Viljoen and his team started with a standard set of questions that Kasisto provided. In some cases, financial products were similar enough that they could apply the same response across the board. In other instances, they tweaked responses for different countries.

They have had to adapt to subtle differences across their footprint so the interactions with Abby flow smoothly. For example, customers in some countries who want to pay a bill might reference the type of bill by requesting “pay utility” rather than the more generic “pay a bill.”

Tone matters too.

“We’ve gone for a mild approach with Abby’s tone,” said Viljoen. “Being witty can be misconstrued in some of our countries.”

Human oversight is critical as well. Absa has an “annotation lead” in each of its countries. These specialists lead a team of annotators who parse through conversational AI data to ensure Abby’s replies align with what the customers are asking, as well as detect trends in the questions and answers that may influence future topics or how Absa markets its products.

“We see annotators as the voice of the customer,” Viljoen said.

Some of Kasisto’s clients perform data annotation on their own, while others wait for Kasisto to deliver natural language understanding updates as part of regular software releases. The question and utterance data from Kasisto clients around the world are reviewed on a regular basis and are used to improve NLU models within each release.

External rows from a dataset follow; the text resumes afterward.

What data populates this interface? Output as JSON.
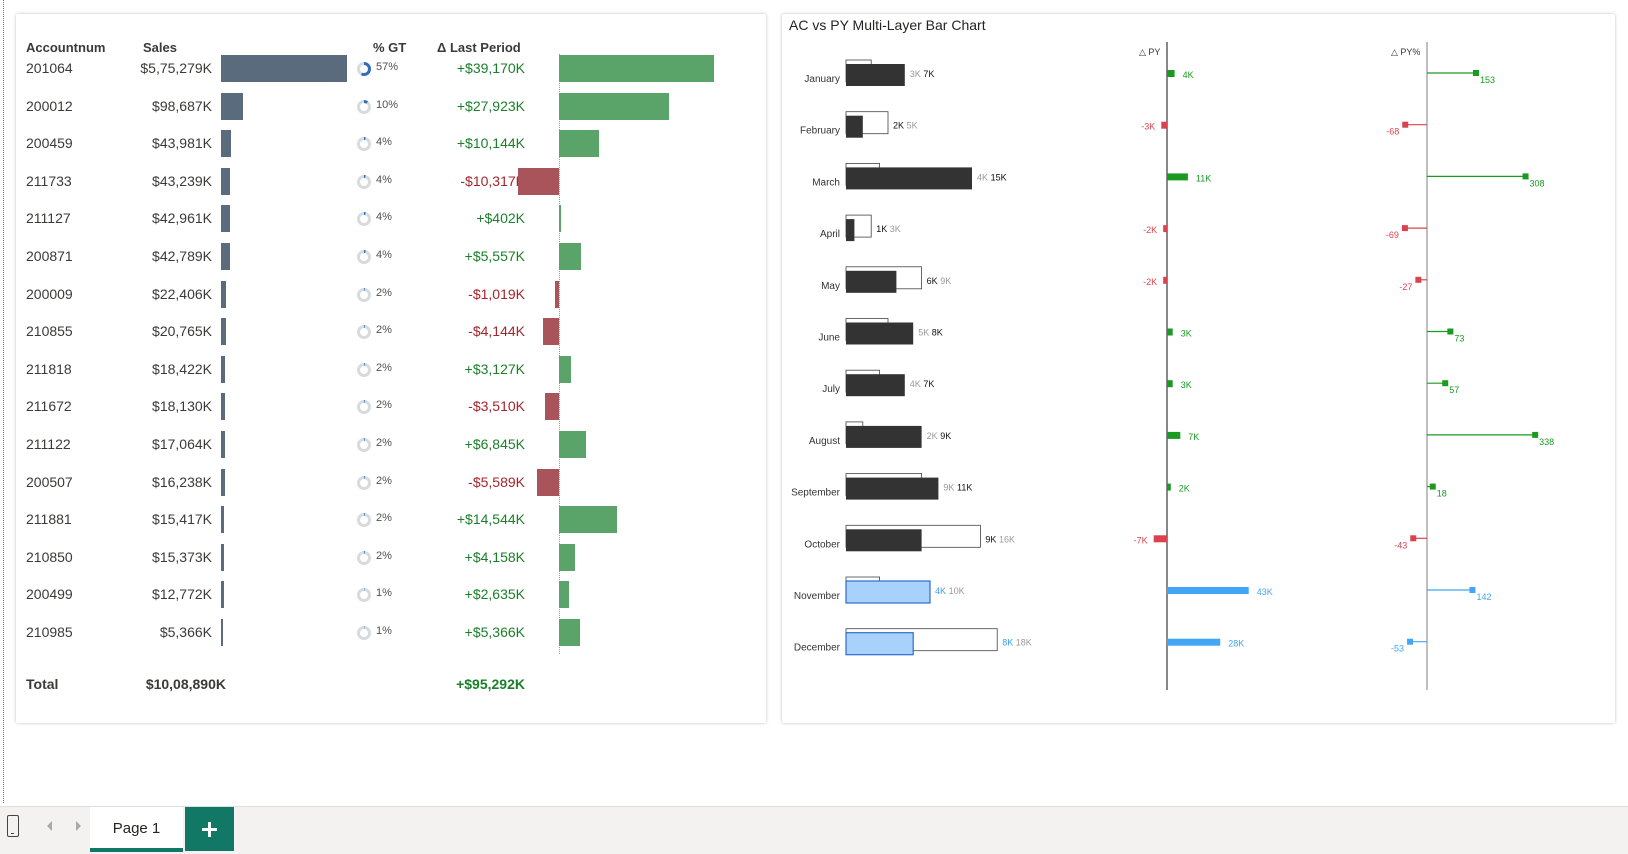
{
  "colors": {
    "sales_bar": "#5a6b7e",
    "positive": "#5aa469",
    "negative": "#a8545a",
    "positive_text": "#1b7f2a",
    "negative_text": "#a4262c",
    "ac_bar": "#333333",
    "forecast_bar": "#a8d1fb",
    "forecast_text": "#3c9ef0",
    "py_pos": "#1a9a23",
    "py_neg": "#d9434f",
    "fc_delta": "#42a5f5",
    "tab_accent": "#117865"
  },
  "table": {
    "headers": {
      "account": "Accountnum",
      "sales": "Sales",
      "pct": "% GT",
      "delta": "Δ Last Period"
    },
    "rows": [
      {
        "account": "201064",
        "sales": "$5,75,279K",
        "sales_value": 575279,
        "pct_label": "57%",
        "pct": 57,
        "delta": "+$39,170K",
        "delta_value": 39170
      },
      {
        "account": "200012",
        "sales": "$98,687K",
        "sales_value": 98687,
        "pct_label": "10%",
        "pct": 10,
        "delta": "+$27,923K",
        "delta_value": 27923
      },
      {
        "account": "200459",
        "sales": "$43,981K",
        "sales_value": 43981,
        "pct_label": "4%",
        "pct": 4,
        "delta": "+$10,144K",
        "delta_value": 10144
      },
      {
        "account": "211733",
        "sales": "$43,239K",
        "sales_value": 43239,
        "pct_label": "4%",
        "pct": 4,
        "delta": "-$10,317K",
        "delta_value": -10317
      },
      {
        "account": "211127",
        "sales": "$42,961K",
        "sales_value": 42961,
        "pct_label": "4%",
        "pct": 4,
        "delta": "+$402K",
        "delta_value": 402
      },
      {
        "account": "200871",
        "sales": "$42,789K",
        "sales_value": 42789,
        "pct_label": "4%",
        "pct": 4,
        "delta": "+$5,557K",
        "delta_value": 5557
      },
      {
        "account": "200009",
        "sales": "$22,406K",
        "sales_value": 22406,
        "pct_label": "2%",
        "pct": 2,
        "delta": "-$1,019K",
        "delta_value": -1019
      },
      {
        "account": "210855",
        "sales": "$20,765K",
        "sales_value": 20765,
        "pct_label": "2%",
        "pct": 2,
        "delta": "-$4,144K",
        "delta_value": -4144
      },
      {
        "account": "211818",
        "sales": "$18,422K",
        "sales_value": 18422,
        "pct_label": "2%",
        "pct": 2,
        "delta": "+$3,127K",
        "delta_value": 3127
      },
      {
        "account": "211672",
        "sales": "$18,130K",
        "sales_value": 18130,
        "pct_label": "2%",
        "pct": 2,
        "delta": "-$3,510K",
        "delta_value": -3510
      },
      {
        "account": "211122",
        "sales": "$17,064K",
        "sales_value": 17064,
        "pct_label": "2%",
        "pct": 2,
        "delta": "+$6,845K",
        "delta_value": 6845
      },
      {
        "account": "200507",
        "sales": "$16,238K",
        "sales_value": 16238,
        "pct_label": "2%",
        "pct": 2,
        "delta": "-$5,589K",
        "delta_value": -5589
      },
      {
        "account": "211881",
        "sales": "$15,417K",
        "sales_value": 15417,
        "pct_label": "2%",
        "pct": 2,
        "delta": "+$14,544K",
        "delta_value": 14544
      },
      {
        "account": "210850",
        "sales": "$15,373K",
        "sales_value": 15373,
        "pct_label": "2%",
        "pct": 2,
        "delta": "+$4,158K",
        "delta_value": 4158
      },
      {
        "account": "200499",
        "sales": "$12,772K",
        "sales_value": 12772,
        "pct_label": "1%",
        "pct": 1,
        "delta": "+$2,635K",
        "delta_value": 2635
      },
      {
        "account": "210985",
        "sales": "$5,366K",
        "sales_value": 5366,
        "pct_label": "1%",
        "pct": 1,
        "delta": "+$5,366K",
        "delta_value": 5366
      }
    ],
    "total": {
      "label": "Total",
      "sales": "$10,08,890K",
      "delta": "+$95,292K"
    }
  },
  "chart_data": {
    "type": "bar",
    "title": "AC vs PY Multi-Layer Bar Chart",
    "categories": [
      "January",
      "February",
      "March",
      "April",
      "May",
      "June",
      "July",
      "August",
      "September",
      "October",
      "November",
      "December"
    ],
    "series": [
      {
        "name": "AC",
        "values": [
          7,
          2,
          15,
          1,
          6,
          8,
          7,
          9,
          11,
          9,
          10,
          8
        ]
      },
      {
        "name": "PY",
        "values": [
          3,
          5,
          4,
          3,
          9,
          5,
          4,
          2,
          9,
          16,
          4,
          18
        ]
      }
    ],
    "ac_labels": [
      "7K",
      "2K",
      "15K",
      "1K",
      "6K",
      "8K",
      "7K",
      "9K",
      "11K",
      "9K",
      "10K",
      "8K"
    ],
    "py_labels": [
      "3K",
      "5K",
      "4K",
      "3K",
      "9K",
      "5K",
      "4K",
      "2K",
      "9K",
      "16K",
      "4K",
      "18K"
    ],
    "forecast_months": [
      "November",
      "December"
    ],
    "delta_py": {
      "header": "△ PY",
      "values": [
        4,
        -3,
        11,
        -2,
        -2,
        3,
        3,
        7,
        2,
        -7,
        43,
        28
      ],
      "labels": [
        "4K",
        "-3K",
        "11K",
        "-2K",
        "-2K",
        "3K",
        "3K",
        "7K",
        "2K",
        "-7K",
        "43K",
        "28K"
      ]
    },
    "delta_py_pct": {
      "header": "△ PY%",
      "values": [
        153,
        -68,
        308,
        -69,
        -27,
        73,
        57,
        338,
        18,
        -43,
        142,
        -53
      ],
      "labels": [
        "153",
        "-68",
        "308",
        "-69",
        "-27",
        "73",
        "57",
        "338",
        "18",
        "-43",
        "142",
        "-53"
      ]
    }
  },
  "tabs": {
    "page1_label": "Page 1",
    "add_label": "+"
  }
}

The next step for Absa and Kasisto is teaching Abby languages that are the primary languages in some of Absa’s countries, namely Portuguese and Swahili.

For now, customers can have fun bantering with Abby in English.

Ask the WhatsApp version of Abby in Botswana what movies it likes and it responds, “I never have time for movies, I am always online and ready to serve you.” As for keeping itself entertained, “I talk to you for fun,” replies Abby. “I know this might sound nerdy, but I learn for fun as well.”